I've had mine on for 3200 miles, it's a hub drive ebike so rarely do you stand on the pedals to go uphill putting very little stress on the drive train right? Use a chain wear guage every 500 miles, a worn chain will damage the freewheel pretty fast though...
 
Does the drift maniac 11-34 work on the XP 2.0 without getting a longer derailleur? I doubt I ever use the 34 but it's a cheaper part. I guess I could adjust the limits so I couldn't shift to the 34. Might need a longer chain as well...
 
I've got the 11-34 on a 1.0 and happy I did. If something goes wrong with the power and you have to peddle a 60lb bike up a hill you will be happy for the lower gear. I had to adjust the "b" screw on the deraileur a little to get the chain to work but my chain had about 400 miles on it. When I put a new chain on I kept it with two links more than stock. I don't think it would have worked on a new chain without the extra links. I'm pretty sure Lectric kept the same drive train for the 2.0. Get a kmc or Shimano chain, the cheaper brands have worn out too fast making them more expensive in the end for me. 3400 miles on a 1.0 so far. 2 sets brake pads, second chain (not counting the crap ones) 1 set of tires. Tires & chain at 2000 miles. Pretty good compared to what you get on a regular bike. Met a guy with a 2.0 and let me try it out, I'm so jealous... Better handling with the 3" tire and the wimpy little front shock made a lot more of a difference than I thought it would.
 
I've had mine on for 3200 miles, it's a hub drive ebike so rarely do you stand on the pedals to go uphill putting very little stress on the drive train right? Use a chain wear guage every 500 miles, a worn chain will damage the freewheel pretty fast though...
You are right, the explanation I read was that the chain gets "longer" over time as the holes and pins wear, and the worn chain will in turn wear the freewheel. All is well until you put on a new chain, and now the new chain pitch doesn't match the worn freewheel, causing skipping. 7 speed components seem a little dated but they always seemed to last a lot longer than the new-fangled 9+ speed stuff. perfect for a utility bike!
 
I rode a big Honda motorcycle for years when I was younger and living in LA and I tried to keep to a schedule to lubricate the chain every 500 miles. I used a spray that came out watery but quickly dried into a grease that wouldn't fly off easily.
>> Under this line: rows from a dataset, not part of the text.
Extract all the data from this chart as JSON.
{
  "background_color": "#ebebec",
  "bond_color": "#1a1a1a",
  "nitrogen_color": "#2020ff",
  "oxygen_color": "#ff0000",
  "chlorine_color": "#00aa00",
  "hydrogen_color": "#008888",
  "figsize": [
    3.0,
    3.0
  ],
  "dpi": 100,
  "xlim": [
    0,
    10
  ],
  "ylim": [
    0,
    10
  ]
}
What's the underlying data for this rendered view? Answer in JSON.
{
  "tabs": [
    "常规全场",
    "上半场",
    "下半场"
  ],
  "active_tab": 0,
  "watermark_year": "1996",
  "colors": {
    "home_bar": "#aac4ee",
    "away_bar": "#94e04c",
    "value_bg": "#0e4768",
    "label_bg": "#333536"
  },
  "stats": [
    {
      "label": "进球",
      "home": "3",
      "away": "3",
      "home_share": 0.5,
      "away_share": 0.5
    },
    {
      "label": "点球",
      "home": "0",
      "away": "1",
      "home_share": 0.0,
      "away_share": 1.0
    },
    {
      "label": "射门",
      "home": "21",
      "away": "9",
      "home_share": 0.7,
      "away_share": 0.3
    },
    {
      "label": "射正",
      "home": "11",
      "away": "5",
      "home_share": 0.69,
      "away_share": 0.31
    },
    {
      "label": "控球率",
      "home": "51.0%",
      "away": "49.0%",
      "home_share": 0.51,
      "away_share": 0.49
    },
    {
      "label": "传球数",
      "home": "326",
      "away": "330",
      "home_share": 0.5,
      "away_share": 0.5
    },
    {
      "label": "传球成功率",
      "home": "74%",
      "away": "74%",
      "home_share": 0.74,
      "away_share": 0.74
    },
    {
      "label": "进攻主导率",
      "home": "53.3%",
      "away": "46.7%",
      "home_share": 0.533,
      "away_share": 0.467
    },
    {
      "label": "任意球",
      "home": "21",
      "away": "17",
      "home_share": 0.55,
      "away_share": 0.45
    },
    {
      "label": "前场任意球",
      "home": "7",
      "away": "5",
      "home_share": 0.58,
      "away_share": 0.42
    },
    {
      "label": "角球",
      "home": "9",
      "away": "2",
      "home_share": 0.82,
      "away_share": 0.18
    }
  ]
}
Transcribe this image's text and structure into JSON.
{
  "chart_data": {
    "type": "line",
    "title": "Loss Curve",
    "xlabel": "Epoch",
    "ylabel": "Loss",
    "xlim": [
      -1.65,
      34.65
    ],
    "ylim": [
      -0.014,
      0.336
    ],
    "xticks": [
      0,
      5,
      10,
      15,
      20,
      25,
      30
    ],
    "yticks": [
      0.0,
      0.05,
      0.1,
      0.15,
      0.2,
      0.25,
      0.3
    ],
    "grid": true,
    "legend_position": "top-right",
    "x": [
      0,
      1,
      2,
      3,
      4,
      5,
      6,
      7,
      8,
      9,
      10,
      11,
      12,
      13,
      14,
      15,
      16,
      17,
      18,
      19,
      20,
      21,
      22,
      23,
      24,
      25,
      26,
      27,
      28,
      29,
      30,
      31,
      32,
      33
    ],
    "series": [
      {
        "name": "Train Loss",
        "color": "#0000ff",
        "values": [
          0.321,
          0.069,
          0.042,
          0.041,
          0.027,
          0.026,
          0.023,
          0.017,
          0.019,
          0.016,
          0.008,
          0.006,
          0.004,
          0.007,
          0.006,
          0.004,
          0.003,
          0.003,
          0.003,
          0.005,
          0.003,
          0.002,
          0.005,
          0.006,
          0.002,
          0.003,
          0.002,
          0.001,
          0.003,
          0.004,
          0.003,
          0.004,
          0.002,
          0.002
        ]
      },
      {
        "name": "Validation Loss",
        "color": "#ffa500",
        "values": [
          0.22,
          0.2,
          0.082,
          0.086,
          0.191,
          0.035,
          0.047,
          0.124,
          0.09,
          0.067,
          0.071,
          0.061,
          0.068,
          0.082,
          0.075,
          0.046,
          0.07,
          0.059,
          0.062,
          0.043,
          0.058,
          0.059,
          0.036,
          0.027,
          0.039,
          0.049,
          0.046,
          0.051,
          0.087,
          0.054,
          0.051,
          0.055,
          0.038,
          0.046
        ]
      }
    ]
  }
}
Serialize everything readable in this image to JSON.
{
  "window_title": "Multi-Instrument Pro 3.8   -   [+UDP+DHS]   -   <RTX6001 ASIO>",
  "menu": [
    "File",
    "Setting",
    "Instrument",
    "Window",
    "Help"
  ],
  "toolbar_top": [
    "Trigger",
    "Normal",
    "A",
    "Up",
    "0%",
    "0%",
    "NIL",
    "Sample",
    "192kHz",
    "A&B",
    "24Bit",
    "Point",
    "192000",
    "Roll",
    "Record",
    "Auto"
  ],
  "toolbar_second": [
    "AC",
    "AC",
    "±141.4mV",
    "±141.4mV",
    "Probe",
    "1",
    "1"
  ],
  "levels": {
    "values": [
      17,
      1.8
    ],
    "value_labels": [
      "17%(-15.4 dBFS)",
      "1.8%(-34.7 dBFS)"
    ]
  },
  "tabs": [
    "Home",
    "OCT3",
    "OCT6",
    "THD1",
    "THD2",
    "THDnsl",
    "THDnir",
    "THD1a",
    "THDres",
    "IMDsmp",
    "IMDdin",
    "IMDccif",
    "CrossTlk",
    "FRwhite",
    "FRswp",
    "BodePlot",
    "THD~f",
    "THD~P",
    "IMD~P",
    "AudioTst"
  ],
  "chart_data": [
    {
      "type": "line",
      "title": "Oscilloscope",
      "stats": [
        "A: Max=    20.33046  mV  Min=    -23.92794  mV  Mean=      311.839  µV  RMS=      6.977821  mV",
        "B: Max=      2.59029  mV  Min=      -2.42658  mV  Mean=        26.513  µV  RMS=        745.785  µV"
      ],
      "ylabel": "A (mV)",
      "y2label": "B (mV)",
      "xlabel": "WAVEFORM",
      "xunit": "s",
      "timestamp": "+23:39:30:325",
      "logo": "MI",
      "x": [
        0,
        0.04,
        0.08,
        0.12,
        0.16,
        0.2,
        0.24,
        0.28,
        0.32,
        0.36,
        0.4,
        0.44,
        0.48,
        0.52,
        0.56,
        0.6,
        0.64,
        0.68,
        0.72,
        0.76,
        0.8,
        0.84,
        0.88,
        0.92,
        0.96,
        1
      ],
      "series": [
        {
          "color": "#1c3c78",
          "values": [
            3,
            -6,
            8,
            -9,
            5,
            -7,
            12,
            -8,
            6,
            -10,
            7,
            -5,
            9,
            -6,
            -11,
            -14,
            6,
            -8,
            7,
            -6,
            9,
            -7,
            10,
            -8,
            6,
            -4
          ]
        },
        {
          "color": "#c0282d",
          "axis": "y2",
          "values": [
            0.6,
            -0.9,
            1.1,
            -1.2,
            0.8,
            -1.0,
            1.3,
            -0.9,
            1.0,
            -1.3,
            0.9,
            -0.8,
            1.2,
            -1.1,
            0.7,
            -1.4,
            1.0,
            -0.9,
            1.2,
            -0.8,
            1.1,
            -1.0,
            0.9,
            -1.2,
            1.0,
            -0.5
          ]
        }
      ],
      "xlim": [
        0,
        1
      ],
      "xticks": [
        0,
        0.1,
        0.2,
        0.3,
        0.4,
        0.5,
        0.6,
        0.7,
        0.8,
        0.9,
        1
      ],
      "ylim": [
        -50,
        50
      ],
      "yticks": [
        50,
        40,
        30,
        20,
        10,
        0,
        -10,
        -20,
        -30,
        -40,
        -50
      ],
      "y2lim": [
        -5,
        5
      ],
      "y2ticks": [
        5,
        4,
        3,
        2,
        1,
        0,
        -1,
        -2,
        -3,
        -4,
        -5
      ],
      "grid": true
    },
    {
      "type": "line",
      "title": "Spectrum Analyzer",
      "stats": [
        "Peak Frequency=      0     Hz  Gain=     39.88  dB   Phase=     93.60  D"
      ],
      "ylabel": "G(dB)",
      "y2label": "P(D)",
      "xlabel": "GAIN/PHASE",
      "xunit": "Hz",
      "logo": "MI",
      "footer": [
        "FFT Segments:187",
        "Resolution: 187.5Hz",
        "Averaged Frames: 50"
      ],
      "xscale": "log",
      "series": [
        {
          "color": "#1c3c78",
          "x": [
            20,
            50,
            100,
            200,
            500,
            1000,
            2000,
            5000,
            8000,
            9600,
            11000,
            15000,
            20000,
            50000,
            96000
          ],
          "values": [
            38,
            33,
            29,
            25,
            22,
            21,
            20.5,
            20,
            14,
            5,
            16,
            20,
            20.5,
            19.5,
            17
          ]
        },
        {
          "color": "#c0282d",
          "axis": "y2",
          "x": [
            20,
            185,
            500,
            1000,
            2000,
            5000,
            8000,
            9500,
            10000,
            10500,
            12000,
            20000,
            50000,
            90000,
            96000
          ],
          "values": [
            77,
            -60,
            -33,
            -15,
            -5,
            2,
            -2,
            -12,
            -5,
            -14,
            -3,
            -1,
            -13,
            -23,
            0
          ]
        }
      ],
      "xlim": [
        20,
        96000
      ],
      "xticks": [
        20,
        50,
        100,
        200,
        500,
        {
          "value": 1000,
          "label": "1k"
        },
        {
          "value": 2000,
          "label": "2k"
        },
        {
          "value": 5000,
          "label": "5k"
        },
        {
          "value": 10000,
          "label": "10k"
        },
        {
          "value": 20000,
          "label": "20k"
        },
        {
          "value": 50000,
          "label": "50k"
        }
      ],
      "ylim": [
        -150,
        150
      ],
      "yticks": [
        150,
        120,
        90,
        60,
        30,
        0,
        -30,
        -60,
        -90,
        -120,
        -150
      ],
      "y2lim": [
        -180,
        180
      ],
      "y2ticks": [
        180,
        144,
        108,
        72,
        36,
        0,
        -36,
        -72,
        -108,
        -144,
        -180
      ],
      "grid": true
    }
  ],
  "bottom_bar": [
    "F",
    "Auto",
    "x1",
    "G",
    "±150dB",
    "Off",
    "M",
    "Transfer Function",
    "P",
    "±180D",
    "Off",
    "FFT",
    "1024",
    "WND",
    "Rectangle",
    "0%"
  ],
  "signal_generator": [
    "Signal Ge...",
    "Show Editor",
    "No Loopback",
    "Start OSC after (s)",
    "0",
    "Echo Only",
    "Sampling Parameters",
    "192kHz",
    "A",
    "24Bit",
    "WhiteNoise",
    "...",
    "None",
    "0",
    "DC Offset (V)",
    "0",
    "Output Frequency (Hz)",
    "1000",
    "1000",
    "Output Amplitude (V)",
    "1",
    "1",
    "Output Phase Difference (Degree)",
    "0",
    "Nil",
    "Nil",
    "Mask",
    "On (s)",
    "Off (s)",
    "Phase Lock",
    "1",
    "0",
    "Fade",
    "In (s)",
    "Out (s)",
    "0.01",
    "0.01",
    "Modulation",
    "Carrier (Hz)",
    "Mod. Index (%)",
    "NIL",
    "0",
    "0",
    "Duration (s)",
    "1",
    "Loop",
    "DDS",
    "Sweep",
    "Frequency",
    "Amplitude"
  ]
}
I've heard some folks talk about lubricating the rollers. That's not the part that wears--it's the pivot point inside the links. Only way to get to it is to spray the side links on each side. I'd put the bike on the center stand, run it in first gear at idle and do one edge of the chain as it passed over the rear sprocket, then the other. Only took a minute or so. And of course a chain doesn't "stretch." The pivot points inside just wear away over time.

Some big motorcycle chains went so far as to have tiny o-rings inside each link in order to keep the internal factory grease from leaving.

BY ALL MEANS get the 11-34 freewheel. Makes an enormous improvement on both ends. And no adjustments needed except to screw in the B screw on the derailleur clockwise to the stop. Consult the Park Tools YouTube video if needed.

Oh, and no changes to chain length needed.